The grid is is more stable then most people think it goes in and out a lot because of weather patterns all the time. It is quite easy to route around problems with automatic switching. The terrorists would have to know precice locations to strike based not only on loading conditions (time of year), but also based on the switching patterns available to operators in the control facilities of transmission companies. Also 0.04 * 10287 is roughly 411 substations. Assuming a small 3 man team for each sub that is still 1200 people. That's a lot of people and coordination. However, the biggest problem resulting from such an attack would probably be the time it takes to get a new power transformer let alone 400. This seems like an unlikely possibility; especially if you consider that they want to kill Americans not just inconvenience them.
What patent nonsense. I am stunned that these so called educated individuals would misapply network graph theory as they did. Electric power systems are NOT pipelines or road networks--graph theory has limited applicability to an electric power system. The tools of use should be load flow and (possibly) stability software. I imagine that these people have never heard of remedial action schemes or special protection schemes either. I believe they are probably quite ignorant of the planning or operating practices of a typical large utility. The electric power system in the United States is not third world, nor is it particularly vulnerable. In case you have not noticed Mother Nature beats up these systems on a regular basis and they seem to perform well enough.

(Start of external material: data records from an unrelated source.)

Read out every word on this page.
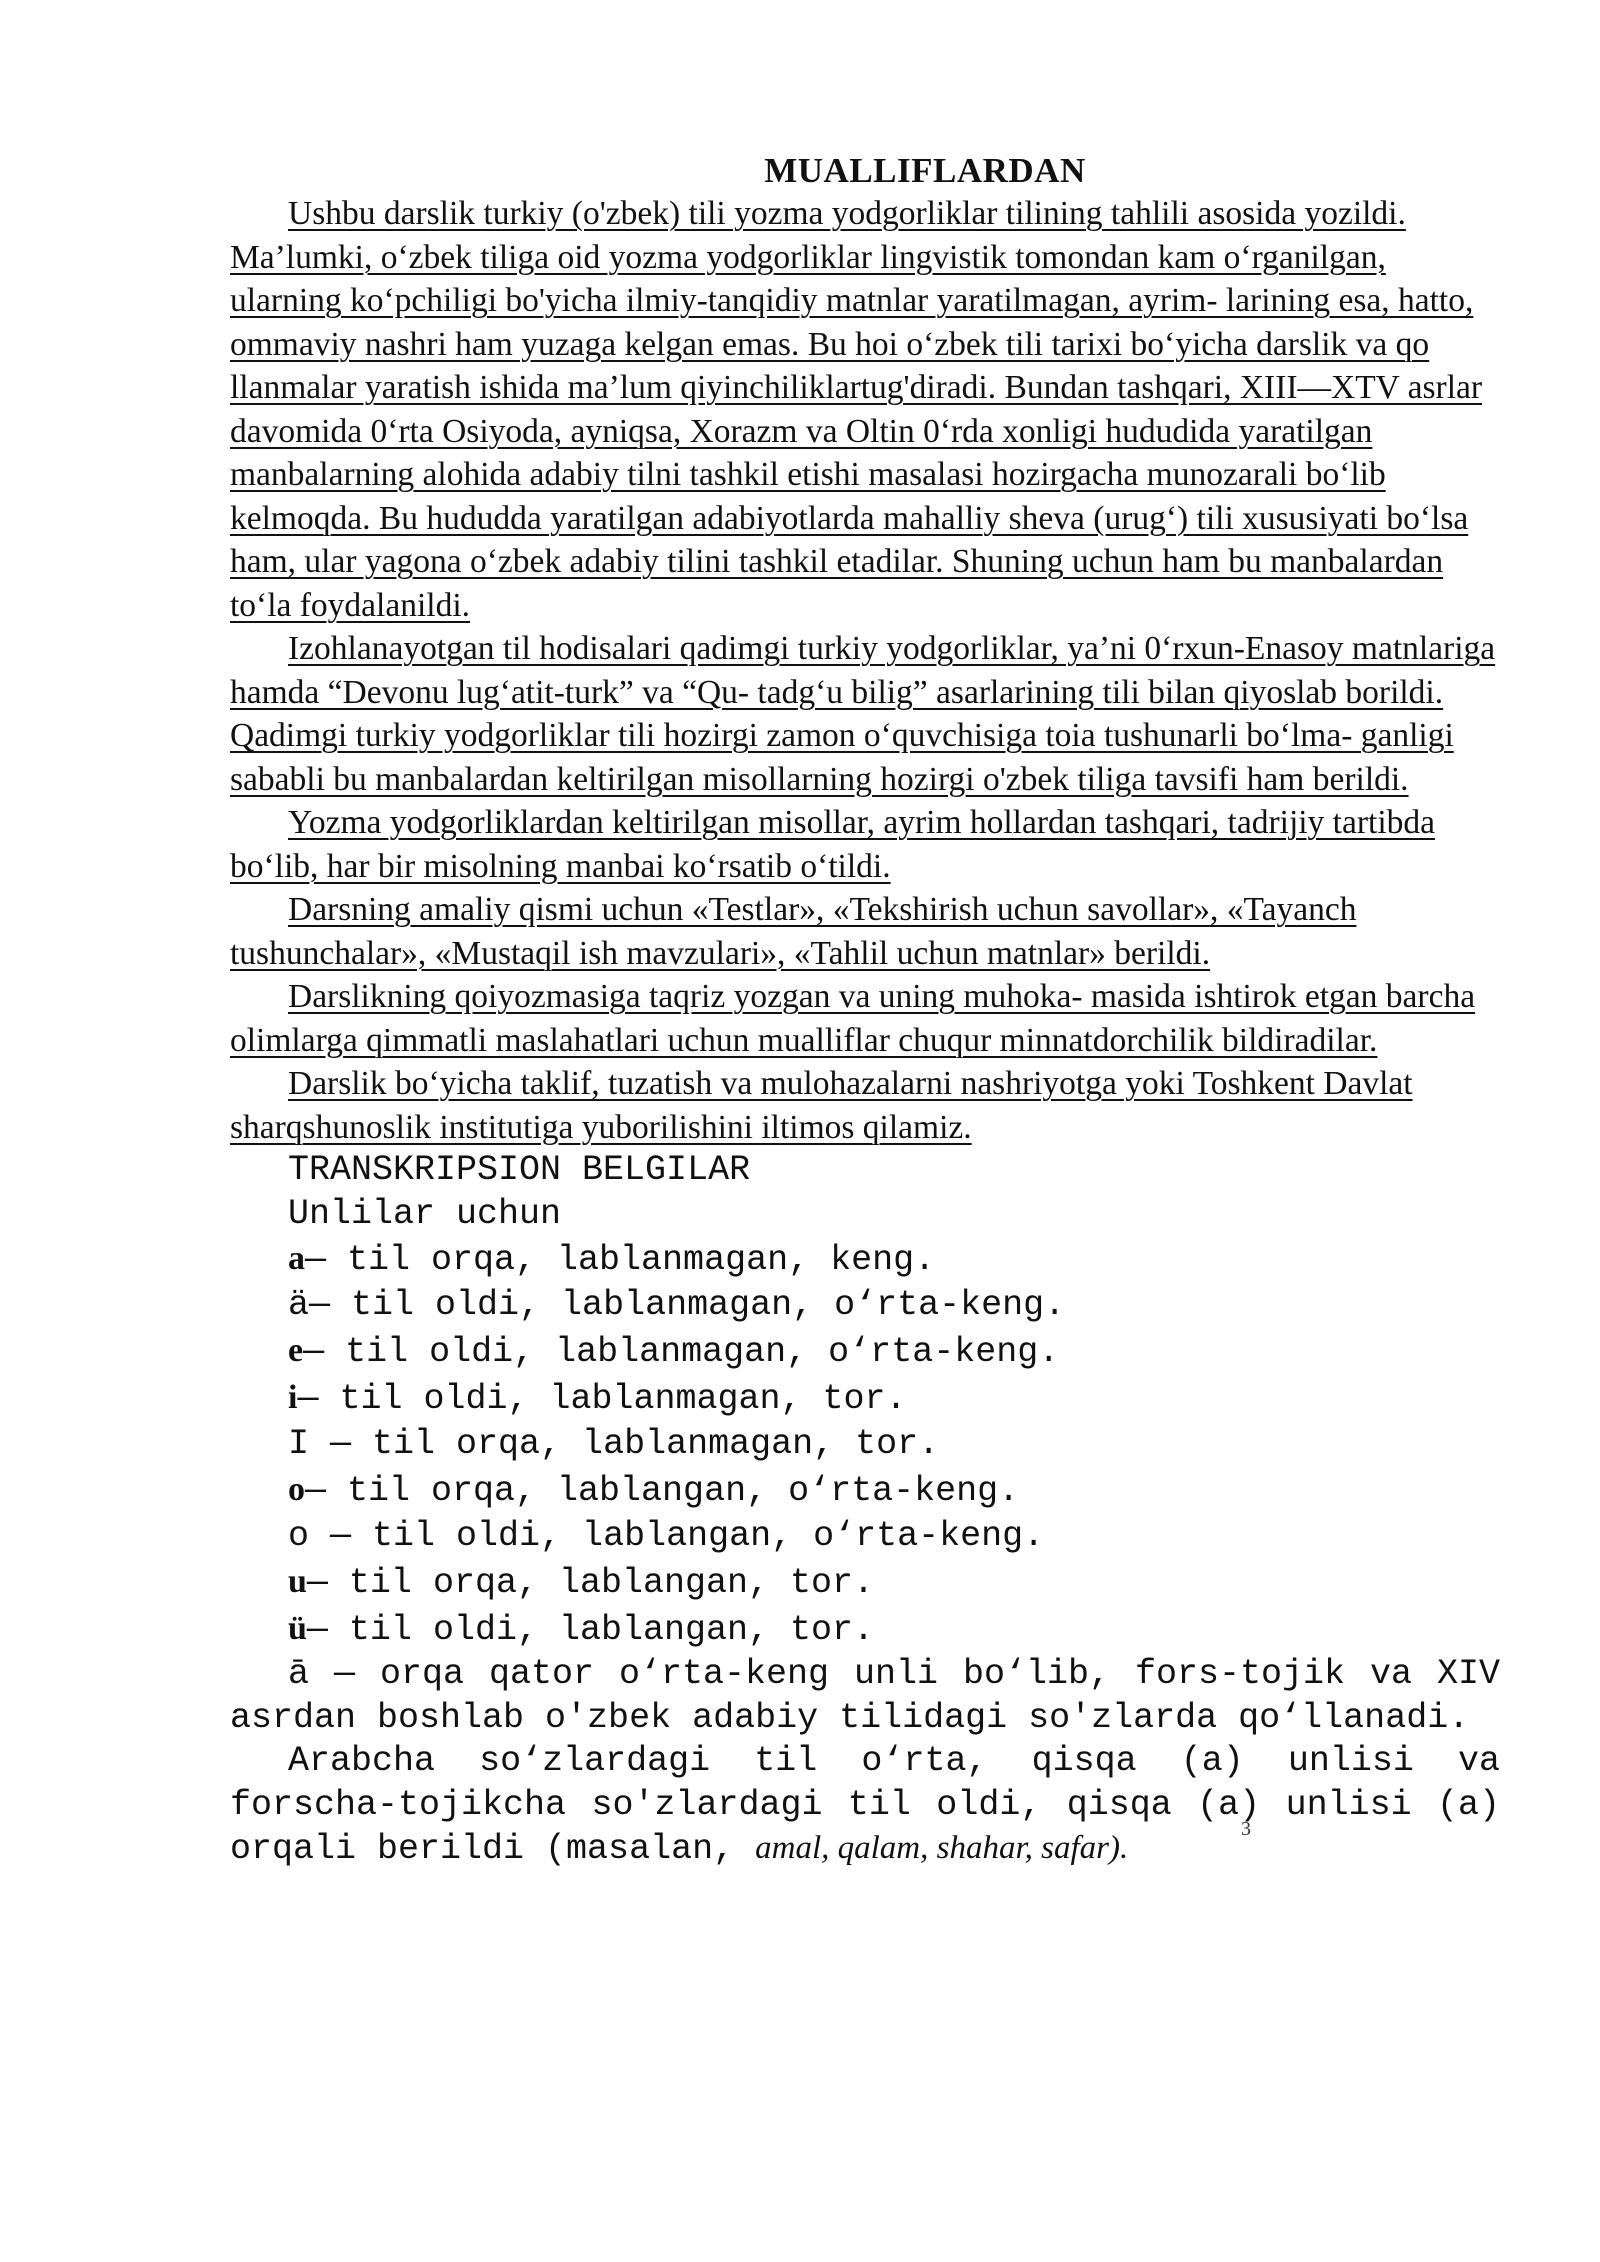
MUALLIFLARDAN

Ushbu darslik turkiy (o'zbek) tili yozma yodgorliklar tilining tahlili asosida yozildi. Ma’lumki, o‘zbek tiliga oid yozma yodgorliklar lingvistik tomondan kam o‘rganilgan, ularning ko‘pchiligi bo'yicha ilmiy-tanqidiy matnlar yaratilmagan, ayrim- larining esa, hatto, ommaviy nashri ham yuzaga kelgan emas. Bu hoi o‘zbek tili tarixi bo‘yicha darslik va qo llanmalar yaratish ishida ma’lum qiyinchiliklartug'diradi. Bundan tashqari, XIII—XTV asrlar davomida 0‘rta Osiyoda, ayniqsa, Xorazm va Oltin 0‘rda xonligi hududida yaratilgan manbalarning alohida adabiy tilni tashkil etishi masalasi hozirgacha munozarali bo‘lib kelmoqda. Bu hududda yaratilgan adabiyotlarda mahalliy sheva (urug‘) tili xususiyati bo‘lsa ham, ular yagona o‘zbek adabiy tilini tashkil etadilar. Shuning uchun ham bu manbalardan to‘la foydalanildi.

Izohlanayotgan til hodisalari qadimgi turkiy yodgorliklar, ya’ni 0‘rxun-Enasoy matnlariga hamda “Devonu lug‘atit-turk” va “Qu- tadg‘u bilig” asarlarining tili bilan qiyoslab borildi. Qadimgi turkiy yodgorliklar tili hozirgi zamon o‘quvchisiga toia tushunarli bo‘lma- ganligi sababli bu manbalardan keltirilgan misollarning hozirgi o'zbek tiliga tavsifi ham berildi.

Yozma yodgorliklardan keltirilgan misollar, ayrim hollardan tashqari, tadrijiy tartibda bo‘lib, har bir misolning manbai ko‘rsatib o‘tildi.

Darsning amaliy qismi uchun «Testlar», «Tekshirish uchun savollar», «Tayanch tushunchalar», «Mustaqil ish mavzulari», «Tahlil uchun matnlar» berildi.

Darslikning qoiyozmasiga taqriz yozgan va uning muhoka- masida ishtirok etgan barcha olimlarga qimmatli maslahatlari uchun mualliflar chuqur minnatdorchilik bildiradilar.

Darslik bo‘yicha taklif, tuzatish va mulohazalarni nashriyotga yoki Toshkent Davlat sharqshunoslik institutiga yuborilishini iltimos qilamiz.

TRANSKRIPSION BELGILAR

Unlilar uchun

a— til orqa, lablanmagan, keng.
ä— til oldi, lablanmagan, o‘rta-keng.
e— til oldi, lablanmagan, o‘rta-keng.
i— til oldi, lablanmagan, tor.
I — til orqa, lablanmagan, tor.
o— til orqa, lablangan, o‘rta-keng.
o — til oldi, lablangan, o‘rta-keng.
u— til orqa, lablangan, tor.
ü— til oldi, lablangan, tor.

ā — orqa qator o‘rta-keng unli bo‘lib, fors-tojik va XIV asrdan boshlab o'zbek adabiy tilidagi so'zlarda qo‘llanadi.

Arabcha so‘zlardagi til o‘rta, qisqa (a) unlisi va forscha-tojikcha so'zlardagi til oldi, qisqa (a) unlisi (a) orqali berildi (masalan, amal, qalam, shahar, safar).

3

The post about the level of effort to really bust up the power system is quite relevant--last I looked (out my office window) a substation is a BIG place, three people per station might be a little light to get the job done. Any attack like this would have to coordinated and timed perfectly as well--we would notice the lights going out. Attacks of this nature are things that only governments can pull off--we have a name for this, military invasions. After staring down the Soviet Union for 70 plus years I don't think some terrorists are going to be much of a problem to defeat.
Clearly the stabilization of voltage resides with power grid regulation. CLEAN power regulation.
the person who is saying it would take more than a person or two to disable a substation is, in my opinion dead wrong. A rifle is the tool needed and ONE person can cause serious damage and doesn't even need to be close by. Substations need to be walled in to eliminate the possibility of causing massive damage and massive outages with bullets. Cheap and effective solution to a major potential problem.